Stranger than a pair of mating millipedes, and far more entertaining, is the farcical black-comedy crime drama Bullet in the Face (FX, Thursday at 10pm). Penned by Alan Spencer, the man responsible for the mid-80s cop spoof Sledge Hammer!, Bullet stars Max Williams as trigger-happy hit man Gunter Vogler, who, during a botched robbery, kills a cop before failing to complete a hit on his double-crossing lover, femme fatale Martine (Canadian Kate Kelton - the face of Tic Tac mints for years in her homeland). The clue to Martine's response is in the name of the show.

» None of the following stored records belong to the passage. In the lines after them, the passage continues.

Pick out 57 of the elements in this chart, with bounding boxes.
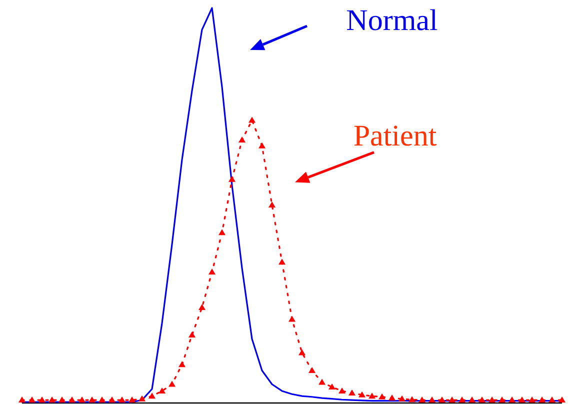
point	[548, 396, 556, 403]
point	[268, 202, 276, 208]
legend-label: Normal	[346, 4, 438, 37]
point	[178, 361, 186, 368]
point	[348, 389, 356, 396]
point	[68, 396, 76, 403]
point	[108, 396, 116, 403]
point	[368, 392, 376, 399]
point	[258, 142, 266, 148]
text: Patient	[353, 119, 438, 152]
point	[378, 393, 386, 400]
point	[518, 396, 526, 403]
point	[448, 396, 456, 403]
point	[208, 268, 216, 274]
point	[528, 396, 536, 403]
point	[428, 396, 436, 403]
point	[58, 396, 66, 403]
point	[408, 396, 416, 402]
point	[298, 349, 306, 356]
point	[338, 387, 346, 394]
point	[488, 396, 496, 403]
point	[218, 229, 226, 236]
point	[388, 394, 396, 401]
point	[278, 258, 286, 265]
point	[38, 396, 46, 403]
point	[248, 116, 256, 123]
point	[358, 391, 366, 398]
point	[28, 396, 36, 403]
point	[168, 380, 176, 387]
point	[498, 396, 506, 403]
point	[398, 395, 406, 402]
point	[98, 396, 106, 403]
point	[508, 396, 516, 403]
point	[158, 387, 166, 394]
point	[438, 396, 446, 403]
point	[308, 366, 316, 373]
point	[118, 396, 126, 403]
point	[188, 332, 196, 338]
point	[128, 396, 136, 403]
point	[228, 176, 236, 182]
point	[238, 136, 246, 142]
point	[538, 396, 546, 403]
point	[18, 396, 26, 403]
point	[558, 396, 566, 403]
point	[318, 378, 326, 385]
point	[198, 304, 206, 310]
point	[138, 395, 146, 402]
point	[88, 396, 96, 403]
point	[478, 396, 486, 403]
point	[288, 316, 296, 322]
point	[458, 396, 466, 403]
point	[148, 392, 156, 399]
point	[468, 396, 476, 403]
point	[78, 396, 86, 403]
point	[418, 396, 426, 403]
point	[328, 384, 336, 390]
point	[48, 396, 56, 403]
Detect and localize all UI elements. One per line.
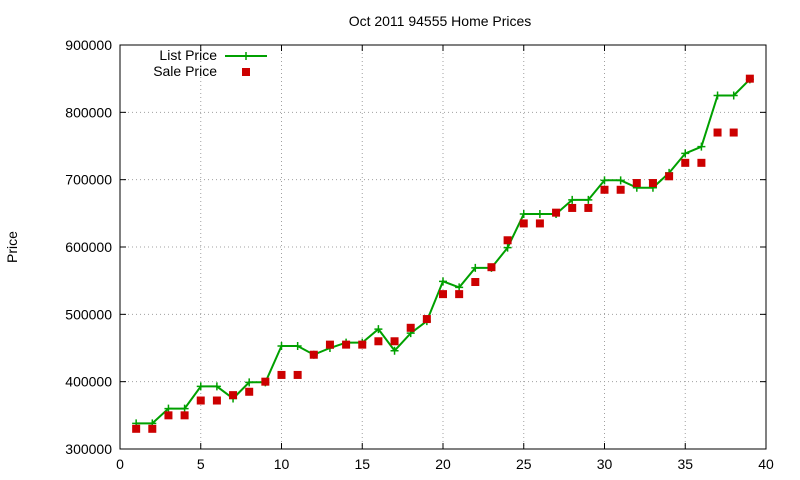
sale-price-point xyxy=(390,337,399,346)
x-tick-label: 5 xyxy=(197,456,205,472)
sale-price-point xyxy=(535,219,544,228)
sale-price-point xyxy=(293,370,302,379)
list-price-point xyxy=(245,378,254,387)
sale-price-point xyxy=(196,396,205,405)
list-price-point xyxy=(374,325,383,334)
list-price-point xyxy=(277,341,286,350)
sale-price-point xyxy=(681,158,690,167)
sale-price-point xyxy=(471,278,480,287)
sale-price-point xyxy=(665,172,674,181)
x-tick-label: 10 xyxy=(274,456,290,472)
list-price-point xyxy=(697,142,706,151)
sale-price-point xyxy=(455,290,464,299)
sale-price-point xyxy=(148,424,157,433)
list-price-point xyxy=(471,263,480,272)
sale-price-point xyxy=(697,158,706,167)
legend-marker-list-price xyxy=(242,52,250,60)
x-tick-label: 40 xyxy=(758,456,774,472)
y-tick-label: 600000 xyxy=(65,239,112,255)
list-price-point xyxy=(455,283,464,292)
list-price-point xyxy=(439,277,447,286)
series-line-list-price xyxy=(136,78,751,425)
sale-price-point xyxy=(616,185,625,194)
sale-price-point xyxy=(600,185,609,194)
list-price-point xyxy=(180,404,189,413)
sale-price-point xyxy=(487,263,496,272)
sale-price-point xyxy=(552,208,561,217)
legend-swatch-sale-price xyxy=(242,68,250,76)
axis-ticks: 0 5 10 15 20 25 30 35 40 300000 400000 500000 600000… xyxy=(65,37,774,472)
legend-label-list-price: List Price xyxy=(159,47,217,63)
list-price-point xyxy=(535,210,544,219)
sale-price-point xyxy=(342,340,351,349)
sale-price-point xyxy=(164,411,173,420)
sale-price-point xyxy=(180,411,189,420)
list-price-point xyxy=(600,176,609,185)
sale-price-point xyxy=(261,377,270,386)
list-price-point xyxy=(584,195,593,204)
x-tick-label: 30 xyxy=(597,456,613,472)
x-tick-label: 35 xyxy=(677,456,693,472)
sale-price-point xyxy=(212,396,221,405)
list-price-point xyxy=(729,91,738,100)
list-price-point xyxy=(503,243,512,252)
sale-price-point xyxy=(519,219,528,228)
list-price-point xyxy=(212,382,221,391)
list-price-point xyxy=(293,341,302,350)
list-price-point xyxy=(390,346,399,355)
sale-price-point xyxy=(406,323,415,332)
sale-price-point xyxy=(309,350,318,359)
chart-title: Oct 2011 94555 Home Prices xyxy=(349,13,532,29)
sale-price-point xyxy=(729,128,738,137)
sale-price-point xyxy=(245,387,254,396)
sale-price-point xyxy=(374,337,383,346)
sale-price-point xyxy=(713,128,722,137)
x-tick-label: 25 xyxy=(516,456,532,472)
y-tick-label: 900000 xyxy=(65,37,112,53)
sale-price-point xyxy=(422,315,431,324)
sale-price-point xyxy=(229,391,238,400)
list-price-point xyxy=(519,210,528,219)
sale-price-point xyxy=(277,370,286,379)
sale-price-point xyxy=(745,74,754,83)
x-tick-label: 20 xyxy=(435,456,451,472)
y-axis-label: Price xyxy=(4,231,20,263)
sale-price-point xyxy=(584,203,593,212)
series-layer xyxy=(132,74,754,433)
sale-price-point xyxy=(325,340,334,349)
y-tick-label: 400000 xyxy=(65,374,112,390)
y-tick-label: 800000 xyxy=(65,104,112,120)
y-tick-label: 500000 xyxy=(65,306,112,322)
sale-price-point xyxy=(503,236,512,245)
list-price-point xyxy=(616,176,625,185)
legend-swatches xyxy=(225,52,267,76)
sale-price-point xyxy=(132,424,141,433)
x-tick-label: 15 xyxy=(354,456,370,472)
y-tick-label: 300000 xyxy=(65,441,112,457)
sale-price-point xyxy=(648,179,657,188)
legend-label-sale-price: Sale Price xyxy=(153,63,217,79)
y-tick-label: 700000 xyxy=(65,172,112,188)
sale-price-point xyxy=(439,290,447,299)
sale-price-point xyxy=(568,203,577,212)
legend: List Price Sale Price xyxy=(153,47,267,79)
grid-lines xyxy=(120,45,766,449)
list-price-point xyxy=(568,195,577,204)
list-price-point xyxy=(713,91,722,100)
x-tick-label: 0 xyxy=(116,456,124,472)
sale-price-point xyxy=(358,340,367,349)
list-price-point xyxy=(196,382,205,391)
sale-price-point xyxy=(632,179,641,188)
list-price-point xyxy=(681,149,690,158)
list-price-point xyxy=(164,404,173,413)
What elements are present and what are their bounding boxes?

Three months later, the master criminal wakes up to find the dead cop's face has been transplanted onto his own, giving him the perfect disguise to exact revenge on his former boss, Tannhäuser (comic Eddie Izzard in full, glorious ad-lib mode), and rival crime lord Racken (Eric Roberts; Heroes).
With its twisted humour, comic-book violence and ridiculously over-the-top acting, Bullet in the Face is a cartoon made real (think Sin City meets Airplane!) and is certainly one of the most original shows of the year. I can't yet decide if it's brilliantly terrible or terribly brilliant, but it should be applauded for its daring tongue-in-cheek approach. Any show that delivers the line, "I will not live my life with someone's face I do not recognise. I am not Mickey Rourke," deserves a fair crack in my book. Williams' manic posturing and crazy German accent will probably drive you mad, but the rapid-fire one-liners will make up for it. And the screen lights up whenever Roberts or Izzard appear.
As with the Lord's novel, approach Bullet in the Face with eyes wide open and a huge grain of salt, and you'll get what you want from it.